La vraie raison pour laquelle en France, tous les essais de réforme du marché du travail ont échoué, c’est ce que plusieurs économistes, de Gilles Saint-Paul à Olivier Blanchard ont appelé la "maladie des insiders". En bref, le marché du travail français est un deux marché à deux niveaux avec, d'une part, des travailleurs très protégés (fonctionnaires, détenteurs de CDI, surtout dans les grandes entreprises) et de l'autre, des emplois extrêmement flexibles (les stages, CDD, les emplois temporaires), réservés aux nouveaux entrants, plus généralement, à ceux qui n’ont pas d’expérience.
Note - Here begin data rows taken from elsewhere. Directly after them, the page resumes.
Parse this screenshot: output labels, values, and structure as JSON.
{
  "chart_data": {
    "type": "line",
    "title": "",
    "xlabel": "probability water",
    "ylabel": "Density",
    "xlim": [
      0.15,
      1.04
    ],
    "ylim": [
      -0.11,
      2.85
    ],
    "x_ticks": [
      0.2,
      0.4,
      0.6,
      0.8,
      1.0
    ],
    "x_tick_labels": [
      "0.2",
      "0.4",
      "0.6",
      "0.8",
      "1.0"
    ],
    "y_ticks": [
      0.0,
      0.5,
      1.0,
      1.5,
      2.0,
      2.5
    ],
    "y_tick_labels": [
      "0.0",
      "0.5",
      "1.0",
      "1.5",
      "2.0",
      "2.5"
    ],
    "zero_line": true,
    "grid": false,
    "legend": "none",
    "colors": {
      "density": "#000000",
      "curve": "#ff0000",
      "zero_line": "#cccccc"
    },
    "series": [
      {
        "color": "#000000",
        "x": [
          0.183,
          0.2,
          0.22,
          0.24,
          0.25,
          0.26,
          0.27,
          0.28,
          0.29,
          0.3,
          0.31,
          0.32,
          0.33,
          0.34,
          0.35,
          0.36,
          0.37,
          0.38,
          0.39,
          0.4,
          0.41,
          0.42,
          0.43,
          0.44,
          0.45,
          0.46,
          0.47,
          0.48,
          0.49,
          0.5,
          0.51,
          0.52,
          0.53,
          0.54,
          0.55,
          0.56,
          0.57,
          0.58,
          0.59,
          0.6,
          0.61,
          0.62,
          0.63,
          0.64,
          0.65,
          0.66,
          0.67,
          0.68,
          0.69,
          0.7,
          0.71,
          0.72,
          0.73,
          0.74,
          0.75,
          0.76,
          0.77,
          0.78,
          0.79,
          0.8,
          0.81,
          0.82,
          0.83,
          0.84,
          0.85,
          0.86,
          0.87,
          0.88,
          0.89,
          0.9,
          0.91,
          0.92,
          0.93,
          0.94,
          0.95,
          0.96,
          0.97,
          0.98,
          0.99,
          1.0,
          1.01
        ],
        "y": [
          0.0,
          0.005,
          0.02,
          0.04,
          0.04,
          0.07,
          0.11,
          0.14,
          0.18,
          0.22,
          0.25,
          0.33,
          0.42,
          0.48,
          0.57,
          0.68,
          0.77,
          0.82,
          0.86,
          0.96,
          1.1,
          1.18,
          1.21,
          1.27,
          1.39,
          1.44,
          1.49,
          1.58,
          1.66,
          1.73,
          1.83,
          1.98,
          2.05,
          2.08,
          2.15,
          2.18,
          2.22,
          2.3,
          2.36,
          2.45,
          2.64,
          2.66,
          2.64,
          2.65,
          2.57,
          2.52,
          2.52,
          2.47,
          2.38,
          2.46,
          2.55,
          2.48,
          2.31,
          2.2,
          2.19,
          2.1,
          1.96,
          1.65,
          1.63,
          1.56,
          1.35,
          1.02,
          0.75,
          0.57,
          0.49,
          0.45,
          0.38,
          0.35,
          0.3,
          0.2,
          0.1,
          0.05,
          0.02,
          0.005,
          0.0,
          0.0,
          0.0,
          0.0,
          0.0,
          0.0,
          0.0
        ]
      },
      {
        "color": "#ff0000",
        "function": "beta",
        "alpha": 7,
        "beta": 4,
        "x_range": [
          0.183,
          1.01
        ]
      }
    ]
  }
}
Si les lycéens et les étudiants manifestent, quelquefois violemment, c’est pour une raison évidente : ils ressentent fortement l’injustice de cette situation. Pourquoi accepteraient-ils des réformes alors que personne ne met en question les privilèges des insiders ?

Malheureusement, cette maladie n'est pas une spécialité française. En 2005, sur 100 Italiens entre 15 et 29 ans qui ont été embauchés, 50 l’ont été sur une base temporaire. La raison sous-jacente est la même qu’en France : il est si coûteux et si difficile de licencier des travailleurs en CDI que les entreprises ont une forte préférence pour les emplois temporaires, même si cela leur coûte en productivité (avec les frais supplémentaires de formation, par exemple). En Espagne, le succès des emplois temporaires est une des raisons du déclin spectaculaire du chômage, qui est passé de 20 % de la population active à moins de 10 % aujourd'hui. Mais rien ne garantit de nouveaux progrès si l’on ne met pas en question le modèle des insiders.
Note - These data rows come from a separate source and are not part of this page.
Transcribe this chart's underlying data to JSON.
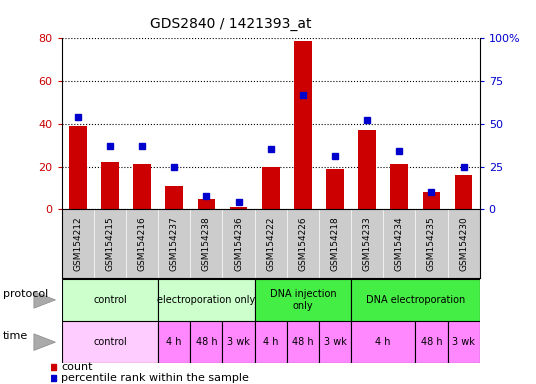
{
  "title": "GDS2840 / 1421393_at",
  "samples": [
    "GSM154212",
    "GSM154215",
    "GSM154216",
    "GSM154237",
    "GSM154238",
    "GSM154236",
    "GSM154222",
    "GSM154226",
    "GSM154218",
    "GSM154233",
    "GSM154234",
    "GSM154235",
    "GSM154230"
  ],
  "counts": [
    39,
    22,
    21,
    11,
    5,
    1,
    20,
    79,
    19,
    37,
    21,
    8,
    16
  ],
  "percentiles": [
    54,
    37,
    37,
    25,
    8,
    4,
    35,
    67,
    31,
    52,
    34,
    10,
    25
  ],
  "ylim_left": [
    0,
    80
  ],
  "ylim_right": [
    0,
    100
  ],
  "yticks_left": [
    0,
    20,
    40,
    60,
    80
  ],
  "yticks_right": [
    0,
    25,
    50,
    75,
    100
  ],
  "bar_color": "#cc0000",
  "dot_color": "#0000cc",
  "protocol_groups": [
    {
      "label": "control",
      "start": 0,
      "end": 3,
      "color": "#ccffcc"
    },
    {
      "label": "electroporation only",
      "start": 3,
      "end": 6,
      "color": "#ccffcc"
    },
    {
      "label": "DNA injection\nonly",
      "start": 6,
      "end": 9,
      "color": "#44ee44"
    },
    {
      "label": "DNA electroporation",
      "start": 9,
      "end": 13,
      "color": "#44ee44"
    }
  ],
  "time_groups": [
    {
      "label": "control",
      "start": 0,
      "end": 3,
      "color": "#ffccff"
    },
    {
      "label": "4 h",
      "start": 3,
      "end": 4,
      "color": "#ff88ff"
    },
    {
      "label": "48 h",
      "start": 4,
      "end": 5,
      "color": "#ff88ff"
    },
    {
      "label": "3 wk",
      "start": 5,
      "end": 6,
      "color": "#ff88ff"
    },
    {
      "label": "4 h",
      "start": 6,
      "end": 7,
      "color": "#ff88ff"
    },
    {
      "label": "48 h",
      "start": 7,
      "end": 8,
      "color": "#ff88ff"
    },
    {
      "label": "3 wk",
      "start": 8,
      "end": 9,
      "color": "#ff88ff"
    },
    {
      "label": "4 h",
      "start": 9,
      "end": 11,
      "color": "#ff88ff"
    },
    {
      "label": "48 h",
      "start": 11,
      "end": 12,
      "color": "#ff88ff"
    },
    {
      "label": "3 wk",
      "start": 12,
      "end": 13,
      "color": "#ff88ff"
    }
  ],
  "bg_color": "#ffffff",
  "tick_label_color_left": "#cc0000",
  "tick_label_color_right": "#0000cc",
  "grid_color": "#000000",
  "sample_bg": "#cccccc",
  "left_label_color": "#888888"
}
Des réformes au coup par coup, qui ne mettent pas en question le statut des insiders, sont à mes yeux vouées à l’échec parce qu'elles suscitent à la fois l’opposition des insiders, qui craignent d’être les suivants sur la liste, et par les outsiders qui les considèrent comme discriminatoires et continuent à rêver de devenir des insiders. Dans le cas français, la solution est de réformer le CDI lui-même et de le rendre plus flexible. À cet égard, le Contrat nouvelle embauche lancé l'an dernier, avec une période d’essai de deux ans là aussi, mais restreint aux petites entreprises, était un pas dans la bonne direction. Son extension à toutes les entreprises aurait été une bien meilleure idée que ce contrat réservé aux jeunes. Je crains bien que nous ne devions attendre les prochaines élections pour voir de réels progrès sur le front du marché du travail.